Hätte er es bei einer solchen Aufforderung bewenden lassen, so wäre deren
Zweck noch im Rahmen der Rechtsordnung geblieben. Der weitergehenden
Auffassung des Geschworenengerichts, ein Ehemann dürfe seine Frau generell
auch gegen ihren Willen nach Hause "bringen", kann indessen nicht gefolgt
werden. Denn gegenüber einer Frau, die nicht freiwillig in die eheliche
Wohnung zurückkehren will, steht dem Ehemann wie erwähnt lediglich die
Möglichkeit offen, den Richter anzurufen. Dieser wird jedoch die Frau
nicht zur Rückkehr auffordern, wenn ihr das Recht auf einen getrennten
Wohnsitz im Sinne von Art. 170 ZGB zusteht, z.B. weil ihre Gesundheit
durch Drohungen des Ehemannes ernstlich gefährdet erscheint.
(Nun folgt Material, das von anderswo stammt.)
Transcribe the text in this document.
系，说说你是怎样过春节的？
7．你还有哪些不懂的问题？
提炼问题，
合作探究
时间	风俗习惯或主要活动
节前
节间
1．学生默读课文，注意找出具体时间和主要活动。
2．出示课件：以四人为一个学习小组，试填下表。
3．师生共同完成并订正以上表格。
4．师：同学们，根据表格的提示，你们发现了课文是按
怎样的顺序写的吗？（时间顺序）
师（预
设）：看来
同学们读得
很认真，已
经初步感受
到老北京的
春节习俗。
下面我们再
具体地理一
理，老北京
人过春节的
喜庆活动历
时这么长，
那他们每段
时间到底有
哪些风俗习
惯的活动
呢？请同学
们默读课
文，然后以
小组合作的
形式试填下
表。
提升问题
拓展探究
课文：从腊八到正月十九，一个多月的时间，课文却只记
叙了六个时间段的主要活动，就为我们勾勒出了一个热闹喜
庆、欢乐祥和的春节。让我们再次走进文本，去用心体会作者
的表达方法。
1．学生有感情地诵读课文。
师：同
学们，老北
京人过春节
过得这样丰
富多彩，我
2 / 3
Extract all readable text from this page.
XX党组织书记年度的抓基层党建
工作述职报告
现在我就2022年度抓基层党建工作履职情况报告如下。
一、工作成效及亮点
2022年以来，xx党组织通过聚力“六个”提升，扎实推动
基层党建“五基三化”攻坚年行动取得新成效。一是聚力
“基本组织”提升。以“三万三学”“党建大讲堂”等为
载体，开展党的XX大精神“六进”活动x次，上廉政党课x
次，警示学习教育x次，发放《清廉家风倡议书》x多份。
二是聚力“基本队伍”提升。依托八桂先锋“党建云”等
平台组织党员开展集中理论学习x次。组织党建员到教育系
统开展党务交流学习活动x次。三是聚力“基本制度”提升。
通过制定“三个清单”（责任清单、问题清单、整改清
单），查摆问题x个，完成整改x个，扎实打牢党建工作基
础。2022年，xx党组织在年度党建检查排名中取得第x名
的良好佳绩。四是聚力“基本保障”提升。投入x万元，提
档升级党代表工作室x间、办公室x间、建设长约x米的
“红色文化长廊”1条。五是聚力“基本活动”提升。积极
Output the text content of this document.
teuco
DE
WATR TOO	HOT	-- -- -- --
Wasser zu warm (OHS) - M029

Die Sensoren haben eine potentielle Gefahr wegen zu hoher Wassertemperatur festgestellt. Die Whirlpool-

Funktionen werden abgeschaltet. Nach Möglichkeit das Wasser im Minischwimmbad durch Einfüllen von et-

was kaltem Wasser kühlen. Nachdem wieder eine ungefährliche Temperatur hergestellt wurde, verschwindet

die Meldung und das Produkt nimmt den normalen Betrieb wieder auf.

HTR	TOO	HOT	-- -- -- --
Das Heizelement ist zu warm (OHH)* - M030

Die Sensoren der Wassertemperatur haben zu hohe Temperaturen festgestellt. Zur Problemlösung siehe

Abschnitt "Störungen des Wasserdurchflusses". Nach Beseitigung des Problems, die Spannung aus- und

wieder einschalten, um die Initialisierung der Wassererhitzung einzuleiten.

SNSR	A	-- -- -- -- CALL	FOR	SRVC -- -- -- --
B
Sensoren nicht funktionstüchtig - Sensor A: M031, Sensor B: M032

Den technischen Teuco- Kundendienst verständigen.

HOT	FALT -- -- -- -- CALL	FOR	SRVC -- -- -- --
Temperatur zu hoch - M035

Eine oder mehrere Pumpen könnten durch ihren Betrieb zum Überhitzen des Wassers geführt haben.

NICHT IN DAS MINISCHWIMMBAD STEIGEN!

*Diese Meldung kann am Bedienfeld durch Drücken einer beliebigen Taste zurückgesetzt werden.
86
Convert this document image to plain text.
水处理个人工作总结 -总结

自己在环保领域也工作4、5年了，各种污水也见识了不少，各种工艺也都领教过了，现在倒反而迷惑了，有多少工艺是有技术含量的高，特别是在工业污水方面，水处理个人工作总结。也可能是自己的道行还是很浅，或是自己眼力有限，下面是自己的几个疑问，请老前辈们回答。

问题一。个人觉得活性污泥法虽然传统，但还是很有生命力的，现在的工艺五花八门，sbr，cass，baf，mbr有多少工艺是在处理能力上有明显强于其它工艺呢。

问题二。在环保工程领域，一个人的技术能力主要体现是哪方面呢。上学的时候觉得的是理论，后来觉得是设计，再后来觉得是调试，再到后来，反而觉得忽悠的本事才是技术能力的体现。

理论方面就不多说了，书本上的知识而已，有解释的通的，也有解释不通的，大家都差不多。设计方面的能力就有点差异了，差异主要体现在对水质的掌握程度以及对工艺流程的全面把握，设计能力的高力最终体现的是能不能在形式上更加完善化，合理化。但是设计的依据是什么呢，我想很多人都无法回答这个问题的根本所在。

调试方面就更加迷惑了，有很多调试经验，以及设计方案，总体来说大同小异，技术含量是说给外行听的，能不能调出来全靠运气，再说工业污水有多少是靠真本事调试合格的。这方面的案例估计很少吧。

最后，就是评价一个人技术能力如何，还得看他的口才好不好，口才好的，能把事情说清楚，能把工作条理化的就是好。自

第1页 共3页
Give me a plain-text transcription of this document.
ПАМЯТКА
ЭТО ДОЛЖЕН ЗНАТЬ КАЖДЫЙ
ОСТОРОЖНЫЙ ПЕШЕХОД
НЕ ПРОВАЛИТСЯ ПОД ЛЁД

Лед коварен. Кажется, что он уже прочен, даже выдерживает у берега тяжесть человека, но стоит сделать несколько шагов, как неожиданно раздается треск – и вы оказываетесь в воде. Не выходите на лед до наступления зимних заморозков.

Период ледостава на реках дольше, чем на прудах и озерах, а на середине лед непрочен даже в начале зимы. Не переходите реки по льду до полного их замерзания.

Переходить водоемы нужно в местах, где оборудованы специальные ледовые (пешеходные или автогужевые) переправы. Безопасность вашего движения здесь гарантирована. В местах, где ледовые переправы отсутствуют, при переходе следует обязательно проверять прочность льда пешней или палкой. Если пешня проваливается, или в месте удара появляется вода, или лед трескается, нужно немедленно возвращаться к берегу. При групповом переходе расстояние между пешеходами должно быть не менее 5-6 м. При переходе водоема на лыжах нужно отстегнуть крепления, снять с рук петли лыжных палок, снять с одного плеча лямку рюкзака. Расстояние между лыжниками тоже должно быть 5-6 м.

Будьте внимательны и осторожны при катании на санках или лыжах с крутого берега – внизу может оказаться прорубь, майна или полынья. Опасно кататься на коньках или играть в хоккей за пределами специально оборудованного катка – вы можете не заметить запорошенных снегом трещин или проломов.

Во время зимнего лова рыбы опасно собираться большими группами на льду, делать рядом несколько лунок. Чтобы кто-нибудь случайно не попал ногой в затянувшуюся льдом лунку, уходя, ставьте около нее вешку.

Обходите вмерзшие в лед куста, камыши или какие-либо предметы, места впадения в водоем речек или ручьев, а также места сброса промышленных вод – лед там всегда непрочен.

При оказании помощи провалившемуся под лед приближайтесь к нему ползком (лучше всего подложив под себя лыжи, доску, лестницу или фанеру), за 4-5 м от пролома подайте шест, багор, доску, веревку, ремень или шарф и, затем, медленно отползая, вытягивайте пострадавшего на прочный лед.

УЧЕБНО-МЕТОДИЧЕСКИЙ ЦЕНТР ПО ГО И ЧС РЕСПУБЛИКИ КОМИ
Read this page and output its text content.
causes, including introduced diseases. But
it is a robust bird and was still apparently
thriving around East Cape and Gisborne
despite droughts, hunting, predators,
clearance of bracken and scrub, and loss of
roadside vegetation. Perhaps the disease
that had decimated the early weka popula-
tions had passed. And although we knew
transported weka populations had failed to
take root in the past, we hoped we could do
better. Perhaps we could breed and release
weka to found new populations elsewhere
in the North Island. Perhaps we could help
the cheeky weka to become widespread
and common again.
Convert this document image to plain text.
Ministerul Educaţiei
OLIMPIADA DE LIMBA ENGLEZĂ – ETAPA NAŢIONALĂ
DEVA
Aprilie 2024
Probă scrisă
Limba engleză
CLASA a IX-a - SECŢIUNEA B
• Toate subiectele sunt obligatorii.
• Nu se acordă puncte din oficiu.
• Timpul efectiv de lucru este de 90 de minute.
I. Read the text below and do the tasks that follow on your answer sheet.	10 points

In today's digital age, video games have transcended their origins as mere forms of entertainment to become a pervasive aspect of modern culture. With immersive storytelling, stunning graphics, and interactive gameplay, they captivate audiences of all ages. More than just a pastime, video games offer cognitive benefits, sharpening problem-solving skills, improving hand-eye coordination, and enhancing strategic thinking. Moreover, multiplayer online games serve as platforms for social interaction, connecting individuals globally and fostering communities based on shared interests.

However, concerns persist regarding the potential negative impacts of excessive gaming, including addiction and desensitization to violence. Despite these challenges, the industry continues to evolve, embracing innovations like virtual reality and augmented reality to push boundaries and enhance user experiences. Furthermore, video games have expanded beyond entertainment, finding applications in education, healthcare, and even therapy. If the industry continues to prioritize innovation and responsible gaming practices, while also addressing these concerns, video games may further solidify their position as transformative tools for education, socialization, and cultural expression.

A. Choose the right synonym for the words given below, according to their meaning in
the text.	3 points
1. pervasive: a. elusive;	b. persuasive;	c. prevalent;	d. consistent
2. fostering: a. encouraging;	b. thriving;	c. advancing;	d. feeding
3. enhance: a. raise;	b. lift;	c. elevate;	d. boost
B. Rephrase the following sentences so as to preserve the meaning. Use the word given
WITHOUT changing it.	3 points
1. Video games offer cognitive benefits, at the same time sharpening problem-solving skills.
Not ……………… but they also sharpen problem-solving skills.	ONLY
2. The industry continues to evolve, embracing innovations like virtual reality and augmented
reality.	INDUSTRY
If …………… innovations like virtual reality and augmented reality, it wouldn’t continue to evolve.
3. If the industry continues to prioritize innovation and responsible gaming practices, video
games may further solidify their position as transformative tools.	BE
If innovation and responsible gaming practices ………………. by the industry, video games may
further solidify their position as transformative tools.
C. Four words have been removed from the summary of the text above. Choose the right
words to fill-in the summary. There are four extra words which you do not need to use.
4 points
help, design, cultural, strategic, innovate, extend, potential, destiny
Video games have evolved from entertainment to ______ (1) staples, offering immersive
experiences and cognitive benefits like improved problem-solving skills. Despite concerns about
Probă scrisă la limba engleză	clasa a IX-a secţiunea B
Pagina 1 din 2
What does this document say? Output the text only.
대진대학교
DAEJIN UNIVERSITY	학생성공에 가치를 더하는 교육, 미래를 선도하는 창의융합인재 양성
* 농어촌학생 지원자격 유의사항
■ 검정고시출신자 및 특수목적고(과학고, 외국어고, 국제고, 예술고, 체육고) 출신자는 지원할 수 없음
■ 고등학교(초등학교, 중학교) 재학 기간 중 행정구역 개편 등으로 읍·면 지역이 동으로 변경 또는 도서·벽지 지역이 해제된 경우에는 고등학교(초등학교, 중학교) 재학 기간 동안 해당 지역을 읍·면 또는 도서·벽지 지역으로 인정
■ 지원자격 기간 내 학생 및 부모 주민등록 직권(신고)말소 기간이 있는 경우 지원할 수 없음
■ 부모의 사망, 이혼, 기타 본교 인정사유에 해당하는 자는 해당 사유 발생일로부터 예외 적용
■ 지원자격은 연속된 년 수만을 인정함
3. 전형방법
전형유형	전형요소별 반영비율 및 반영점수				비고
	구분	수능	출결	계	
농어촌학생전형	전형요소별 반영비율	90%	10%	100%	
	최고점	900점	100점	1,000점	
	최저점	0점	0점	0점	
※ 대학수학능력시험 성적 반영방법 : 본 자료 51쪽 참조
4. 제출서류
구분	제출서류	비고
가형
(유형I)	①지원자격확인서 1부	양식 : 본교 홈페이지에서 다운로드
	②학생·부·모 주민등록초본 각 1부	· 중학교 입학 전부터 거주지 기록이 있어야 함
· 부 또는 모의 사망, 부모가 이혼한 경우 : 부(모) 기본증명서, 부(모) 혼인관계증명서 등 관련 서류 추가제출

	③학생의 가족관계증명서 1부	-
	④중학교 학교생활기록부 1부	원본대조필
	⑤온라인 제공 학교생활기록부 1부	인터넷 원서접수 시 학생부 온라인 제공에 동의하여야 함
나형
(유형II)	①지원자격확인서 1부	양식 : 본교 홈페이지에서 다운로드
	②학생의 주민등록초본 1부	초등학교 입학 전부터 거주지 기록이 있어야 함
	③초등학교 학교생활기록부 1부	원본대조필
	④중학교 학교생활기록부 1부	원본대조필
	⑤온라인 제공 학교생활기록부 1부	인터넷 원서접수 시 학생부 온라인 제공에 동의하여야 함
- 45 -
Der von
X. verfolgte Zweck, seine Frau gegen ihren Willen und ohne Rücksicht auf
ihr allfälliges Recht zum Getrenntleben nach Hause zu bringen, war somit
ebenfalls rechts- und sittenwidrig.

Erwägung 4

    4.- Weil die Vorinstanz eine Nötigung schon in objektiver Hinsicht
verneinte, hat sie zur Frage des Vorsatzes nicht Stellung bezogen. Von
einer Rückweisung an die Vorinstanz zur diesbezüglichen Ergänzung in
tatsächlicher Hinsicht kann jedoch Umgang genommen werden, weil die
sonstigen tatsächlichen Feststellungen des angefochtenen Urteils
zur Bejahung des Vorsatzes genügen. Danach steht fest, dass sich
der Beschwerdeführer bewusst war, durch seine Gewaltanwendung die
Willensfreiheit seiner Frau zu beeinträchtigen. Handelte er trotz dieser
Erkenntnis in solcher Weise, so wollte er sie mit direktem Vorsatz zu einem
Verhalten zwingen, zu dem sie sich aus freien Stücken nicht entschlossen
hätte. Zumindest aber nahm er einen solchen Erfolg in Kauf. Denn auf das
Einverständnis der Tatbestandsverwirklichung hat der Richter zu schliessen,
wenn sich dem Täter der Erfolg seines Verhaltens als so wahrscheinlich
aufdrängte, dass sein Verhalten vernünftigerweise nur als Inkaufnahme
dieses Erfolges ausgelegt werden kann (BGE 80 IV 191 mit Hinweis auf
weitere Präjudizien).

Erwägung 5

    5.- Das angefochtene Urteil ist demnach aufzuheben, soweit es X. für
den Vorfall vom 6. bzw. 13. Oktober 1973 von der Anklage der vollendeten
Nötigung gemäss Art. 181 StGB freigesprochen hat. Die Sache ist zur
Verurteilung auch in diesem Punkte an die Vorinstanz zurückzuweisen. Dabei
steht es dieser bei der Neubestimmung des Strafmasses frei, nach
pflichtgemässem Ermessen entweder die Strafe zu erhöhen oder aber die
Nötigung als durch das früher ausgefällte Strafmass bereits mitabgegolten
zu erklären.

Entscheid:

              Demnach erkennt das Bundesgericht:

    Die Nichtigkeitsbeschwerde wird gutgeheissen, das angefochtene Urteil
aufgehoben und die Sache zur Verurteilung des Beschwerdegegners und zur
Neufestsetzung des Strafmasses im Sinne der Erwägungen an die Vorinstanz
zurückgewiesen.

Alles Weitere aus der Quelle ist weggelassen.